Cuora zhoui (Zhao in Zhao, Zhou & Ye 1990)
This Cuora species only became known to science when it was described in 1990 based on a handful of specimens from two markets in southern China’s Guangxi Province, bordering Vietnam. A year later, the species received a synonym, Cuora pallidicephala, by American scientists, having received specimens of this species in 1989 from a Hong Kong turtle trader. These specimens were said to have originated in southern China’s Yunnan Province.

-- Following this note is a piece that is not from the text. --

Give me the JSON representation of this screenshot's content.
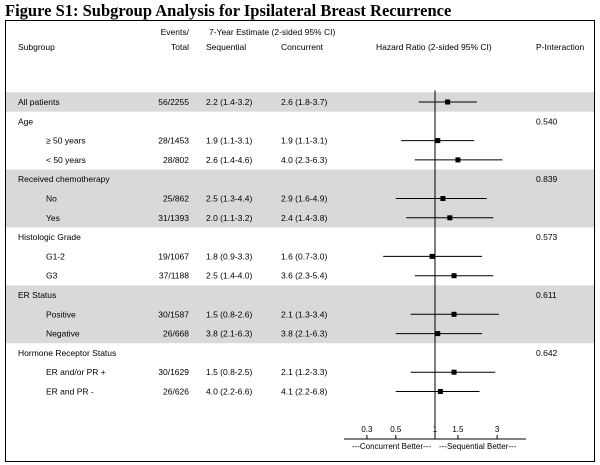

Cuora zhoui has a brownish to black carapace, a black plastron with a distinct yellow central figure, and an olive colored head. Adults reach a size of 15–22 cm SCL and sexes can be differentiated by the larger tail and concave plastron present in males. Despite intensive searches for nearly three decades both in China and Vietnam, this species has not yet been found in the wild. Based upon the low number of specimens (< 200) that have appeared in the trade between 1990 and 2010, this species probably has a highly restricted range. No new specimens have been located since 2009, increasing the concern that C. zhoui might already be extinct in the wild. In captivity, about 200 wild caught founders existed, but in the last decade, this number has decreased to fewer than 30 founders. A handful of breeders have been able to reproduce this species, the most successful being Elmar Meier in Germany, producing more than 80 hatchlings from three breeding pairs. The world captive population currently totals about 140 specimens. With a very small gene pool in captivity, a founder population roughly 85% smaller than it was a decade ago (when the last wild specimens were collected), and no known wild habitat, C. zhoui is clearly a species of extremely high conservation priority.